Do we have a passion for those
What are ways we can effectively compel people to come in the Kingdom of God?
Matthew 22:2–14 ESV
“The kingdom of heaven may be compared to a king who gave a wedding feast for his son, and sent his servants to call those who were invited to the wedding feast, but they would not come. Again he sent other servants, saying, ‘Tell those who are invited, “See, I have prepared my dinner, my oxen and my fat calves have been slaughtered, and everything is ready. Come to the wedding feast.” ’ But they paid no attention and went off, one to his farm, another to his business, while the rest seized his servants, treated them shamefully, and killed them.
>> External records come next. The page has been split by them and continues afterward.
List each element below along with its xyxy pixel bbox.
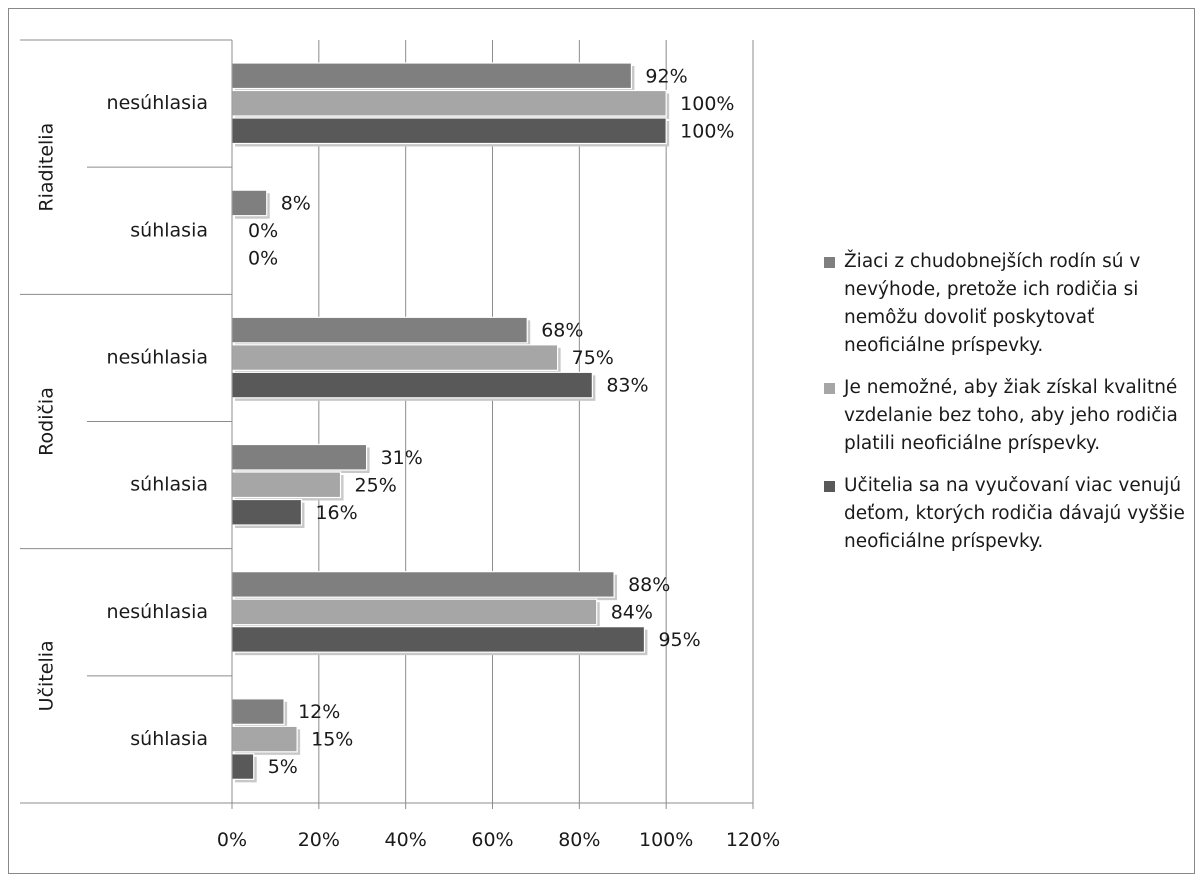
category-label: nesúhlasia [107,346,208,368]
data-label: 15% [311,729,353,751]
data-label: 83% [606,375,648,397]
group-label: Učitelia [36,640,58,711]
bar [231,626,646,653]
category-label: nesúhlasia [107,92,208,114]
category-label: súhlasia [130,474,208,496]
category-label: nesúhlasia [107,601,208,623]
legend-label: Učitelia sa na vyučovaní viac venujú deť… [844,475,1185,552]
bar [231,571,615,598]
bar [231,753,255,780]
legend-label: Je nemožné, aby žiak získal kvalitné vzd… [844,377,1178,454]
bar [231,598,598,626]
category-label: súhlasia [130,728,208,750]
x-tick-label: 100% [639,829,693,851]
legend-swatch [824,383,835,394]
bar [231,471,342,499]
legend-item: Je nemožné, aby žiak získal kvalitné vzd… [818,374,1198,458]
data-label: 5% [268,756,298,778]
data-label: 12% [298,701,340,723]
bar [231,498,303,526]
data-label: 16% [315,502,357,524]
chart-legend: Žiaci z chudobnejších rodín sú v nevýhod… [818,248,1198,570]
x-tick-label: 120% [726,829,780,851]
x-tick-label: 80% [558,829,600,851]
x-tick-label: 60% [471,829,513,851]
data-label: 88% [628,574,670,596]
bar [231,443,368,471]
bar [231,62,633,90]
legend-swatch [824,257,835,268]
legend-item: Učitelia sa na vyučovaní viac venujú deť… [818,472,1198,556]
data-label: 100% [680,120,734,142]
bar [231,117,667,145]
x-tick-label: 20% [298,829,340,851]
legend-swatch [824,481,835,492]
group-label: Rodičia [36,387,58,456]
bar [231,316,528,344]
bar [231,371,593,399]
data-label: 8% [281,192,311,214]
legend-label: Žiaci z chudobnejších rodín sú v nevýhod… [844,251,1141,356]
bar [231,344,559,371]
data-label: 100% [680,93,734,115]
data-label: 25% [355,474,397,496]
x-tick-label: 40% [385,829,427,851]
data-label: 84% [611,601,653,623]
data-label: 68% [541,320,583,342]
bar [231,725,298,753]
bar [231,89,667,117]
category-label: súhlasia [130,219,208,241]
bar [231,698,285,725]
data-label: 0% [248,247,278,269]
bar [231,189,268,217]
x-tick-label: 0% [217,829,247,851]
group-label: Riaditelia [36,123,58,212]
data-label: 31% [381,447,423,469]
data-label: 75% [572,347,614,369]
legend-item: Žiaci z chudobnejších rodín sú v nevýhod… [818,248,1198,360]
data-label: 95% [658,629,700,651]
data-label: 92% [645,65,687,87]
chart-frame [8,8,1195,874]
data-label: 0% [248,220,278,242]
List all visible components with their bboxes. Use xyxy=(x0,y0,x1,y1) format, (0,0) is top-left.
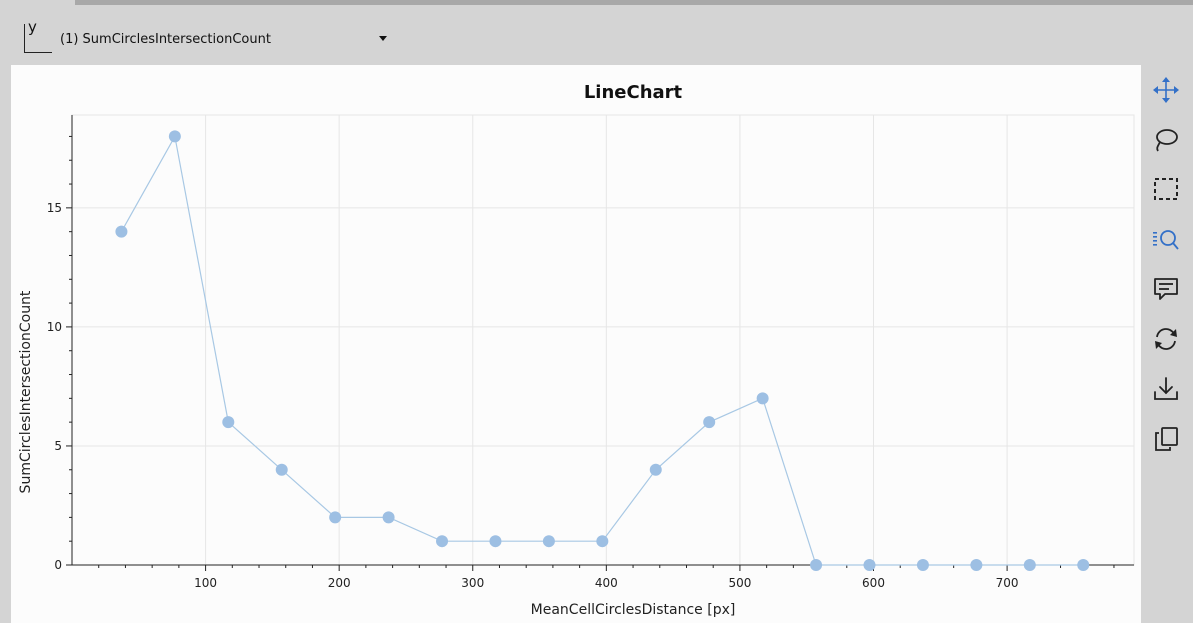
data-point[interactable] xyxy=(1023,559,1036,571)
lasso-icon xyxy=(1156,129,1178,152)
data-point[interactable] xyxy=(810,559,823,571)
x-tick-label: 500 xyxy=(728,576,751,590)
data-point[interactable] xyxy=(275,463,288,476)
axis-letter: y xyxy=(28,18,37,36)
copy-tool-button[interactable] xyxy=(1148,421,1184,457)
copy-icon xyxy=(1155,427,1178,451)
reset-tool-button[interactable] xyxy=(1148,321,1184,357)
plot-toolbar xyxy=(1148,70,1184,470)
data-point[interactable] xyxy=(329,511,342,524)
plot-area xyxy=(71,114,1135,566)
x-axis-label: MeanCellCirclesDistance [px] xyxy=(531,602,736,618)
data-point[interactable] xyxy=(436,535,449,548)
data-point[interactable] xyxy=(863,559,876,571)
x-tick-label: 400 xyxy=(595,576,618,590)
chevron-down-icon[interactable] xyxy=(379,36,387,41)
lasso-tool-button[interactable] xyxy=(1148,122,1184,158)
data-point[interactable] xyxy=(1077,559,1090,571)
data-point[interactable] xyxy=(703,416,716,429)
chart-title: LineChart xyxy=(584,82,683,103)
data-point[interactable] xyxy=(649,463,662,476)
plot-panel: 100 200 300 400 500 600 700 0 5 10 15 LineChart Mean… xyxy=(11,65,1141,623)
move-tool-button[interactable] xyxy=(1148,72,1184,108)
save-tool-button[interactable] xyxy=(1148,371,1184,407)
y-axis-label: SumCirclesIntersectionCount xyxy=(18,290,34,493)
data-point[interactable] xyxy=(596,535,609,548)
x-tick-label: 700 xyxy=(996,576,1019,590)
data-point[interactable] xyxy=(970,559,983,571)
data-point[interactable] xyxy=(916,559,929,571)
y-tick-label: 10 xyxy=(47,320,62,334)
save-icon xyxy=(1154,377,1178,400)
x-tick-label: 600 xyxy=(862,576,885,590)
x-tick-label: 100 xyxy=(194,576,217,590)
line-chart[interactable]: 100 200 300 400 500 600 700 0 5 10 15 LineChart Mean… xyxy=(11,65,1141,623)
data-point[interactable] xyxy=(115,225,128,238)
x-tick-label: 200 xyxy=(328,576,351,590)
data-point[interactable] xyxy=(756,392,769,405)
reset-icon xyxy=(1155,328,1177,350)
data-point[interactable] xyxy=(489,535,502,548)
data-point[interactable] xyxy=(382,511,395,524)
axis-selector[interactable]: y (1) SumCirclesIntersectionCount xyxy=(18,18,398,54)
wheel-zoom-icon xyxy=(1153,230,1179,250)
axis-select-value[interactable]: (1) SumCirclesIntersectionCount xyxy=(60,32,271,47)
box-select-icon xyxy=(1154,178,1178,200)
data-point[interactable] xyxy=(168,130,181,143)
top-bar xyxy=(75,0,1193,5)
data-point[interactable] xyxy=(222,416,235,429)
y-tick-label: 5 xyxy=(54,439,62,453)
hover-icon xyxy=(1154,278,1178,300)
wheel-zoom-tool-button[interactable] xyxy=(1148,221,1184,257)
y-tick-label: 15 xyxy=(47,201,62,215)
data-point[interactable] xyxy=(542,535,555,548)
box-select-tool-button[interactable] xyxy=(1148,171,1184,207)
y-tick-label: 0 xyxy=(54,558,62,572)
move-icon xyxy=(1153,77,1179,103)
hover-tool-button[interactable] xyxy=(1148,271,1184,307)
axis-icon: y xyxy=(22,18,52,54)
x-tick-label: 300 xyxy=(461,576,484,590)
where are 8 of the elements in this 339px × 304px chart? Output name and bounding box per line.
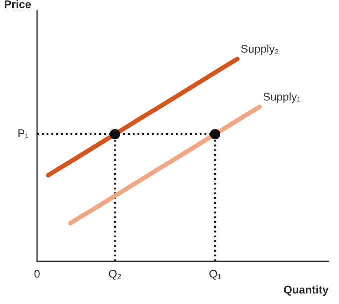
x-axis-title: Quantity bbox=[284, 286, 329, 296]
x-tick-label: Q₂ bbox=[109, 270, 122, 280]
series-label: Supply₂ bbox=[241, 44, 279, 56]
text: P₁ bbox=[18, 130, 29, 138]
x-tick-label: Q₁ bbox=[210, 270, 222, 280]
series-label: Supply₁ bbox=[264, 92, 301, 104]
x-tick-label: 0 bbox=[34, 270, 40, 278]
y-axis-title: Price bbox=[5, 0, 32, 8]
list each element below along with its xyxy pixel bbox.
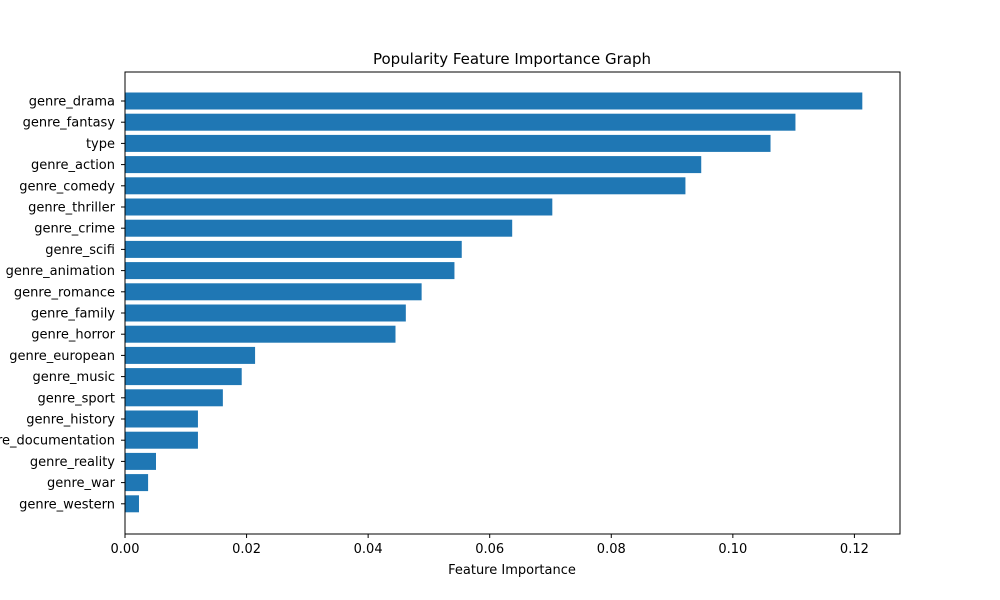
x-tick-label: 0.06 xyxy=(475,542,504,557)
bar-genre-drama xyxy=(125,92,863,110)
bars-group xyxy=(125,92,863,513)
y-tick-label: genre_fantasy xyxy=(23,116,116,131)
bar-genre-western xyxy=(125,495,139,513)
bar-genre-animation xyxy=(125,262,455,280)
y-tick-label: genre_animation xyxy=(6,264,115,279)
bar-type xyxy=(125,134,771,152)
y-tick-label: genre_action xyxy=(31,158,115,173)
x-tick-label: 0.10 xyxy=(718,542,747,557)
y-tick-label: genre_reality xyxy=(30,455,115,470)
y-tick-label: genre_drama xyxy=(29,95,115,110)
y-tick-label: genre_romance xyxy=(14,285,115,300)
x-ticks: 0.00 0.02 0.04 0.06 0.08 0.10 0.12 xyxy=(111,534,869,557)
y-tick-label: genre_documentation xyxy=(0,434,115,449)
bar-genre-family xyxy=(125,304,406,322)
y-tick-label: genre_music xyxy=(33,370,115,385)
bar-genre-horror xyxy=(125,325,396,343)
bar-genre-documentation xyxy=(125,431,198,449)
x-tick-label: 0.04 xyxy=(354,542,383,557)
x-tick-label: 0.08 xyxy=(597,542,626,557)
y-tick-label: genre_crime xyxy=(34,222,115,237)
y-tick-label: genre_family xyxy=(31,307,115,322)
x-tick-label: 0.12 xyxy=(840,542,869,557)
y-tick-label: genre_comedy xyxy=(19,179,115,194)
bar-genre-european xyxy=(125,346,256,364)
bar-genre-music xyxy=(125,368,242,386)
bar-genre-fantasy xyxy=(125,113,796,131)
y-tick-label: genre_european xyxy=(9,349,115,364)
bar-genre-war xyxy=(125,474,149,492)
bar-genre-action xyxy=(125,156,702,174)
y-tick-label: genre_sport xyxy=(38,391,115,406)
plot-frame xyxy=(124,71,901,535)
y-tick-label: genre_scifi xyxy=(45,243,115,258)
bar-genre-crime xyxy=(125,219,513,237)
bar-genre-scifi xyxy=(125,240,462,258)
bar-genre-reality xyxy=(125,452,156,470)
y-tick-label: genre_thriller xyxy=(28,201,116,216)
x-tick-label: 0.02 xyxy=(232,542,261,557)
x-axis-label: Feature Importance xyxy=(448,563,576,578)
chart-title: Popularity Feature Importance Graph xyxy=(373,50,651,68)
y-tick-label: genre_history xyxy=(26,413,115,428)
x-tick-label: 0.00 xyxy=(111,542,140,557)
y-tick-label: type xyxy=(86,137,115,152)
bar-genre-thriller xyxy=(125,198,553,216)
bar-genre-romance xyxy=(125,283,422,301)
bar-genre-sport xyxy=(125,389,223,407)
y-tick-label: genre_war xyxy=(47,476,116,491)
bar-genre-history xyxy=(125,410,198,428)
y-tick-label: genre_horror xyxy=(31,328,115,343)
bar-genre-comedy xyxy=(125,177,686,195)
y-tick-label: genre_western xyxy=(19,497,115,512)
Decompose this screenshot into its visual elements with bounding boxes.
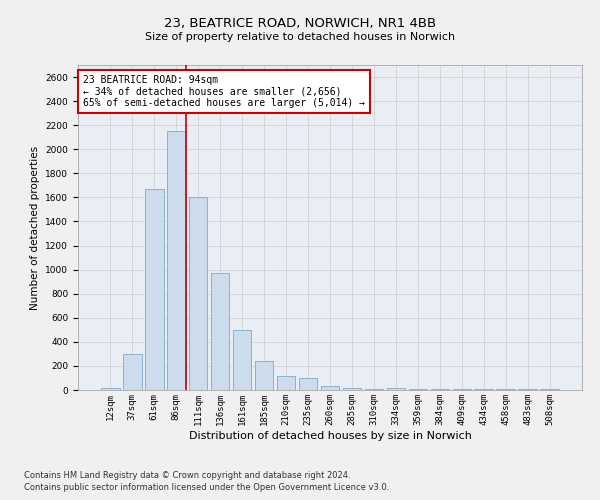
Text: Contains HM Land Registry data © Crown copyright and database right 2024.: Contains HM Land Registry data © Crown c… bbox=[24, 471, 350, 480]
Text: Contains public sector information licensed under the Open Government Licence v3: Contains public sector information licen… bbox=[24, 484, 389, 492]
Bar bbox=[211, 273, 229, 390]
Bar bbox=[101, 388, 119, 390]
Text: 23, BEATRICE ROAD, NORWICH, NR1 4BB: 23, BEATRICE ROAD, NORWICH, NR1 4BB bbox=[164, 18, 436, 30]
Text: 23 BEATRICE ROAD: 94sqm
← 34% of detached houses are smaller (2,656)
65% of semi: 23 BEATRICE ROAD: 94sqm ← 34% of detache… bbox=[83, 74, 365, 108]
Y-axis label: Number of detached properties: Number of detached properties bbox=[30, 146, 40, 310]
Bar bbox=[343, 388, 361, 390]
Bar bbox=[386, 388, 405, 390]
Bar bbox=[277, 376, 295, 390]
Text: Size of property relative to detached houses in Norwich: Size of property relative to detached ho… bbox=[145, 32, 455, 42]
Bar bbox=[255, 360, 274, 390]
Bar bbox=[123, 354, 142, 390]
Bar bbox=[365, 389, 383, 390]
Bar bbox=[145, 189, 164, 390]
Bar bbox=[233, 330, 251, 390]
X-axis label: Distribution of detached houses by size in Norwich: Distribution of detached houses by size … bbox=[188, 430, 472, 440]
Bar bbox=[189, 198, 208, 390]
Bar bbox=[299, 378, 317, 390]
Bar bbox=[167, 131, 185, 390]
Bar bbox=[320, 386, 340, 390]
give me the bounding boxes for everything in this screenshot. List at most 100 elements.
The king was angry, and he sent his troops and destroyed those murderers and burned their city. Then he said to his servants, ‘The wedding feast is ready, but those invited were not worthy. Go therefore to the main roads and invite to the wedding feast as many as you find.’ And those servants went out into the roads and gathered all whom they found, both bad and good. So the wedding hall was filled with guests. “But when the king came in to look at the guests, he saw there a man who had no wedding garment. And he said to him, ‘Friend, how did you get in here without a wedding garment?’ And he was speechless. Then the king said to the attendants, ‘Bind him hand and foot and cast him into the outer darkness. In that place there will be weeping and gnashing of teeth.’ For many are called, but few are chosen.”
What are the differences between this parable and the one told in Luke?
Who or what do the servants represent?
-1st servants-
-Other servants who were killed-
-servants to the roads-
-attendants that bound the man-
What does the anger and judgments carried out by the king represent?
How do we interpret the judgement against the man at the end of the parable?
What is the modern application of this parable? (How do we apply this to our own lives?)
Personal Application
Are there things in your life or idols that are repeatedly taking priority instead of God?
Do you have a passion for the lost?
How is God calling you to change your life so you can effectively minister to the lost and compel people into the Kingdom of God?